Look around at the art forms that are failing. Classical music? Audiences are diminishing at an alarming rate. Classical ballet? While audiences for dance seem to be going up, not for classical ballet. What's healthy? Film. While plagued by commercialism, the indie-film movement is doing well thanks to Sundance -- heck, there's even a Sundance Channel on cable. Do you see any indie filmmakers remaking Singin' in the Rain? Visual arts. New artists create new excitement (or at least new controversies), and I don't see any new artists doing reproductions of old classics. Literature. More people are reading, and they're not reading the classics.

In the 1960s, the regional theatre movement was just being born, and American artists like Margo Jones and Zelda Fichlander were finding and producing new plays by American playwrights. But then, displaying our typical American inferiority when it comes to things cultural, we allowed Tyrone Guthrie to hijack the movement. The Guthrie theatre opened to great fanfare with a production of -- you guessed it -- Hamlet, and soon followed it with Moliere's The Miser, and an adaptation of Aeschylus called The House of Atreus and on and on. Soon, other regional theatres followed suit, and pretty soon the regional theatre became more museum than alternative to Broadway.

At the same time, these theatre started complaining that American actors were unprepared to act in these classic plays, and so academia stepped up and said "We'll train them." And now look around at the curricula of theatre departments across the country: they all look the same, and they are all centered on classics.
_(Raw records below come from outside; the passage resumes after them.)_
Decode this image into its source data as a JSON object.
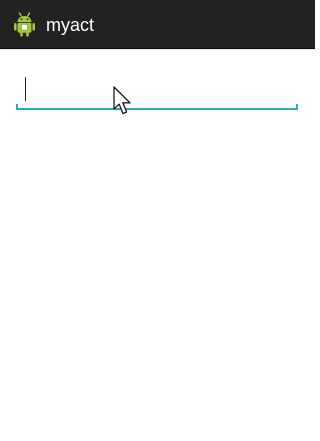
{
  "app": {
    "title": "myact",
    "icon": "android-robot-icon"
  },
  "edit_field": {
    "value": "",
    "focused": true,
    "accent_color": "#33a4cc"
  },
  "action_bar": {
    "background_color": "#222222"
  }
}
Can this really be healthy for the theatre? I'm not saying no classics, but shouldn't we at least seek balance? And I'm not talking about regional theatres producing the latest Pulitzer Prize winner from last year, or last year's Tony award-winner for best play; that's just me-tooism. What I mean are legitimate world premieres written by living playwrights who might actually become attached to a theatre -- much like Shakespeare was the house playwright for the Globe -- and join a conversation with the community.

We're back to stability again. The creation of a stable community, instead of the theatrical version of a bus terminal. Figuring out how to accomplish this would require some imagination. It would require that we "prepare for the abandonment of everything that [we do]." But we're artists, right? Imagination is what we do!

2 comments:

Freeman said...

Hey there,

Chimed in on Joshua's blog, and thought I'd chime in here. I appreciate that you've got somewhere intended to discuss theatrical ideas.

The idea of balance always sound, intentionally, fair. The problem is audience. There is a reason that the Guthrie (as an example of a top regional theater) returns to classic plays over and over. The audience knows them and know what to they are seeing. Films have broad marketing campaigns that create familiarity with new products. Our closest version to such marketing happens in the world of academia.

The question becomes... how to market a product that has so little budget and therefore, so little broad appeal? It isn't successfully marketed in the internet, doesn't provide downloads, doesn't pay hundreds of people millions of dollars to intentionally create a "buzz" on new works and playwrights.

It's the rare new play (Angels in America, Proof) that finds its way into mainstream conversation.

How is this remedied? Perhaps, in the absence of National Funding, theatre artists should look at the marketing of new work as one of the essential walls between the audience and the product.

Anonymous said...

You want the rewards from a classic training and classic upbringing (theatrically)...you just want to take the classics part out. Shakespeare's good because he studied the classics then innovated. The reason new plays aren't succeeding is because; playwrights aren’t writing universal themed, well-structured and educated plays. Audiences aren't stupid. They want good plays. Most new plays aren't good. Yeah, Margo Jones was doing new plays...Tennessee Williams. New plays used to be the big draw on Broadway...yeah Arthur Miller, Eugene O’Neil etc. All took classic themes and innovated. Don't blame bad writer woes on the need to be safe. Producers produce Classics, because they can’t afford to invest in a bad play and be noble for giving it a chance.